The Microsoft .NET engineering team has posted a blog discussing its plans to add support for tuples to C# and Visual Basic. In a blog posting on the subject, Anthony D. Green, program manager on the managed languages team at Microsoft, wrote about the exact method of tuple implementation.

“A tuple is vaguely like an array in that it’s a data structure that bundles up multiple values together as a unit, except whereas in an array, each element of the array has the same type, in a tuple every element may have a different type,” he wrote.

(Related: Microsoft wants to bring more opportunities to .NET developers)

Tuples can make it easier for developers to return multiple values from a function, and can alleviate the need to make specialty types for catching remainders and quotients from a single method. Tuples will also have names.

“This means you get all the self-documenting names of declaring your own structure but with a lightweight syntax,” wrote Green. “This is similar to the anonymous types VB has already but with the benefit that you can pass them around outside of methods. This makes VB tuples halfway between what languages like F# call a tuple and what they call a record. We think this is the sweet spot.

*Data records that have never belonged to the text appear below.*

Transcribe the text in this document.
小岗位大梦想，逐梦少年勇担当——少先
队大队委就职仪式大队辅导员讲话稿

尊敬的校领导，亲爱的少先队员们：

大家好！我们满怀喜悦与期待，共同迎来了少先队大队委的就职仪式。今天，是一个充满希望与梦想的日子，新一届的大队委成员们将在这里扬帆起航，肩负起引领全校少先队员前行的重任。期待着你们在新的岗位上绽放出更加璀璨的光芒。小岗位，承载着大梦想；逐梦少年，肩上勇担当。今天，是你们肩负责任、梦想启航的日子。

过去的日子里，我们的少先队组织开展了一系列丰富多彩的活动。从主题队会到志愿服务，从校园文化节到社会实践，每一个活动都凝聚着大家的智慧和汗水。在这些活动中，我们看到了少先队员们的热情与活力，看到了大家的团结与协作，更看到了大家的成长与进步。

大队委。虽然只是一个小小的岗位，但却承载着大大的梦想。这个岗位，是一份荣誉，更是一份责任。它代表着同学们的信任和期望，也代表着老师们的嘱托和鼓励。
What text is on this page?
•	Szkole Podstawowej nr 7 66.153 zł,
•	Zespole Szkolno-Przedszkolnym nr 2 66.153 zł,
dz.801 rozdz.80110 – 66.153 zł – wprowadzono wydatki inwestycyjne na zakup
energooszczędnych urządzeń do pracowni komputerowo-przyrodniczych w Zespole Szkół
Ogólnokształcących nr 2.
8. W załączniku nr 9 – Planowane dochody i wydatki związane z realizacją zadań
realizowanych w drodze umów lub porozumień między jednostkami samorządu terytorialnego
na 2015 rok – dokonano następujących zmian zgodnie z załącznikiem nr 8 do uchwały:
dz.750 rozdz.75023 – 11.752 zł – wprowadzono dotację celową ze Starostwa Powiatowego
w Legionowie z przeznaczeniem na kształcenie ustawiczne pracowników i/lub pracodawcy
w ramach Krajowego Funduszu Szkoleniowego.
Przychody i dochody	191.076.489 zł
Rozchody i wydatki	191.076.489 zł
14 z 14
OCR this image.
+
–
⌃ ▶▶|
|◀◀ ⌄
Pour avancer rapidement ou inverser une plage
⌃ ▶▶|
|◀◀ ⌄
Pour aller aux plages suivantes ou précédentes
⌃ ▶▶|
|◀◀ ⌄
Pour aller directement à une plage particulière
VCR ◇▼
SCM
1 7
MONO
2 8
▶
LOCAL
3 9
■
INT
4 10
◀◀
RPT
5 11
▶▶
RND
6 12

“We think tuples will be very helpful with reducing a lot of the ceremony and internal bookkeeping around returning and passing data within your project by making bundling data as easy as possible. And when you’re using the powerful Async feature this really shines, because in Async functions, you can’t even have ByRef parameters at all, so you can’t use the old strategy.”

Full design documentation for tuples is available on Microsoft’s GitHub page.